Further, using fingerprints (or worse, DNA) and allowing a third-party to have access to that data is unacceptable. Not only because the government and big business should have no need to indiscriminately track what people are doing all the time but because they should not have fingerprint registration data (which will be horribly abused) .
Stand up for your rights (and the rights of your children and future generations). Once you give this data to the government or big business, it will NEVER be erased or restricted, regardless of claims, policies, or laws- it will go into huge databases and shared between agencies and used however they want for as long as they want. Even worse, with every crime investigation, you will be searched without probable cause. It is a genie that can't be put back into the bottle.
Fingerprints are something you leave all over the place all the time. They are easy to lift, copy, and forge. Easy to fake, easy to use to frame people. Time after time they have been shown to be poor for security and yet very effective at tracking people.
DNA is even worse. Like fingerprints, you leave it all over the place all the time. Samples can be lifted and planted and analyzed. DNA is more than a means to ID, it contains very sensitive information about you.
Iris scan is better than DNS or fingerprints- there is no leaving your iris image all over, and it doesn't say that much about you. But your eyes (iris, not retinal) could be scanned without your permission by any high resolution camera pointed at your face, even your own phone.
There is only one safer and practical biometric I know of right now- that is deep vein palm scan. That registration data cannot be readily abused. It can't be latently collected like DNA, fingerprints, and face recognition can. You have
to know you are registering/enrolling when it happens. You don't leave evidence of it all over the place. When you go to use it, you know you are using it every time. And on top of all that, it is accurate, fast, reliable, unchanging, live-sensing, and cheap. If you must participate in a biometric, this is the one you should insist on using.
Example/info: http://www.m2sys.com/palm-vein... https://www.imprivata.com/why-...
Now, it might not be suitable for phones, but for anything else that requires real security (and privacy as a major bonus), I think deep vein palm scan is a great idea.
1. Re:Deep vein scan by markdavis · 2018-11-15 11:13 · Score: 1
  
  >No harder to fake than a finger print. Just a bit harder to get the raw data...
  That is incorrect on both counts. It is much, much, much, much harder to get the raw data or fake for a variety of reasons. Not the least of which is that people don't normally have their palms in contact with things as much as fingers, and don't have them facing outwards towards possible collection devices and can't just leave deep vein patterns lying around for people to collect.

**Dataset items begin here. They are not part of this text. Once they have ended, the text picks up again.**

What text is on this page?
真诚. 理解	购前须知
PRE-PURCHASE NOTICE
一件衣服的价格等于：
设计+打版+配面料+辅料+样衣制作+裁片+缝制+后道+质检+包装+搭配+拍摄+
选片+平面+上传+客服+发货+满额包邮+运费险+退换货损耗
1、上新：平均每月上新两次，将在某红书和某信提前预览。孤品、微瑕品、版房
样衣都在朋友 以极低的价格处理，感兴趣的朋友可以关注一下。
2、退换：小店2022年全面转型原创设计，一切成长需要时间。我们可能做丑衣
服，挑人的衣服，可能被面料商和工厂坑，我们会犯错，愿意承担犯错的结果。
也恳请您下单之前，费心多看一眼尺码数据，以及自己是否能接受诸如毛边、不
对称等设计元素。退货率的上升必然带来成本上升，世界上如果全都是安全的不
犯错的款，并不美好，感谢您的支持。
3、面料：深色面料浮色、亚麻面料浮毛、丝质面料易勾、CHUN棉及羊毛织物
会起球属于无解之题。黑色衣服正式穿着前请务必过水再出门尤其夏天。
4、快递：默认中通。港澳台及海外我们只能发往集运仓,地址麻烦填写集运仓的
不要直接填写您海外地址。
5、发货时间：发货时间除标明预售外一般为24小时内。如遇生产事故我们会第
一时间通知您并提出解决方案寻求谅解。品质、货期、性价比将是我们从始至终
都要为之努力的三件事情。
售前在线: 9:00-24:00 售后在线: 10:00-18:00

And the thermal imaging being done needs to be done close-up because of the only slight difference of temperatures needed to gather the data of the veins under the entire epidermis and perhaps other tissue. Faking this, even if you have the data, is also orders of magnitude more difficult. It isn't just an image, it is all thermal. So you would have to present a "fake" thermal image that is not only correct as a pattern, but correct as a difference between surrounding tissue temperatures.
  >There is NO biometric method that cannot be faked.
  That is, of course, true. Which is why I said "safer and practical", I didn't say "safe" or "perfectly secure." It does appear to be the "best" option, by far, compared to what is currently used and what is practical to possibly use.... and I have seen it in action and used it myself; I was very impressed.
This is not a password this is an ID by uulbri · 2018-11-15 20:44 · Score: 1

The fundamental issue with biometrics is that people tend to think they represent a kind of security token (an idea actually pushed by greedy companies whose only goal is to sell you more of their useless stuff under the umbrella of "innovation").
It is clearly not ! This is simply an easier/convenient way to identify yourself, the equivalent of your good old login name. Full stop. any attempt to use biometrics beyond this point is just utterly stupid.